Nous étions le vendredi matin. J'avise immédiatement mes deux assistants. Au
premier qui possédait une grosse voiture très rapide et encore en état ( chose rare en
Birmanie ) :
- Rentrez tout de suite chez vous. Faites le plein d'essence et débrouillez vous à passer , avant la
nuit noire, la frontière avec la Thaîland. N'en parlez surtout à personne, mème dans votre famille.
Vous vous rendrez chez xxxx , mon ami représentant de la compagnie à Bangkok. Je le contacte
avant midi. Il sera au courant et vous verrez avec lui ce qu'il convient de faire. Bonne chance et ne
traînez pas. Avant de partir , donnez à Miss Hirghie les coordonnées de votre cousin à New-York. Il
s'agissait de U.Tant , grand patron de l'ONU.

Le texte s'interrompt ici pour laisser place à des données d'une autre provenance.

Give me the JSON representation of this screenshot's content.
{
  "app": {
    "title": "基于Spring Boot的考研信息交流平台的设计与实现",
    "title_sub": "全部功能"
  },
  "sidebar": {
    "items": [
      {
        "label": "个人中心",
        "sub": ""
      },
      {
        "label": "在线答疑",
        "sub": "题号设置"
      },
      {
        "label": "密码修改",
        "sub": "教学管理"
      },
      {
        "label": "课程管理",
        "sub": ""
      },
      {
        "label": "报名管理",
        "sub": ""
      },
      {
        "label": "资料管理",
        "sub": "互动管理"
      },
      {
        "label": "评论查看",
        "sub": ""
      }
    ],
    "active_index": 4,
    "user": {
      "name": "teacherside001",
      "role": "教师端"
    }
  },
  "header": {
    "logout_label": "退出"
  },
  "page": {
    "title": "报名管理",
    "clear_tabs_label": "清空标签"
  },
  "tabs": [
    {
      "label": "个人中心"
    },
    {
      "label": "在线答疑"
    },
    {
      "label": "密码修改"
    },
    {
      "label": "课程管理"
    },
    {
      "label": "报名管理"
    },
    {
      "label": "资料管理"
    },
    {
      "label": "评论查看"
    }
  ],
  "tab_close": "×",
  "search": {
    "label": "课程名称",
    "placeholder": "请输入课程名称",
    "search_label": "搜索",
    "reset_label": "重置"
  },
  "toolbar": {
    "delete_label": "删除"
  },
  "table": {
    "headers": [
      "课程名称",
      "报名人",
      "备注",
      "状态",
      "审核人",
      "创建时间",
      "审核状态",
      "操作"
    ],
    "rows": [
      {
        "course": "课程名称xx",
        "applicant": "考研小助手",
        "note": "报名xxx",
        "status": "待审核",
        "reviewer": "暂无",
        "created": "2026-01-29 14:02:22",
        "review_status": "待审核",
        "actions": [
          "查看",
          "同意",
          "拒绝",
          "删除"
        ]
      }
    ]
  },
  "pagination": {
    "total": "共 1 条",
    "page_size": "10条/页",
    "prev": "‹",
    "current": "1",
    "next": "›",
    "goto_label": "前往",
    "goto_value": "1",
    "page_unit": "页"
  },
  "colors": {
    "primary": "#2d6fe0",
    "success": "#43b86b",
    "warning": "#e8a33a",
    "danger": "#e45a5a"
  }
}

A mon deuxième assistant, un ancien colonel révoqué de l'armée birmane :
- Il est question que vous soyez arrêté pendant ce week end . Récupérez une voiture et allez "prendre
des vacances" quelques jours dans les états shan , avant de passer au Cambodge. Vous contacterez YYYY à la direction de la compagnie à Pnom-Penh qui s'occupera de vous. Je vais l'informer aujourd'hui.pour qu'il sache de quoi il retourne. Filez, bonne chance et n'en parlez à personne mème pas à votre famille. Pour tout le monde, vous êtes en tournée de prospection.
Mes deux collaborateurs ont "mis les voiles". Je me rends à l'Ambassade de France
et expose l'affaire à zzzz , l'ambassadeur. Je lui demande de bien vouloir m'accorder la
protection de l'ambassade dans le cas où la police du Général Newin viendrait
m'arrêter. Réponse :
- Il ne saurait en être question. Je ne veux pas d'histoires avec les autorités birmanes. Débrouillez
vous.
- Merci, Monsieur l'ambassadeur., de m'avoir écouté. Je m'attendais un peu à votre refus et j'ai déjà
demandé le mème service à mon ami l'ambassadeur des USA qui me l'a accordé volontiers.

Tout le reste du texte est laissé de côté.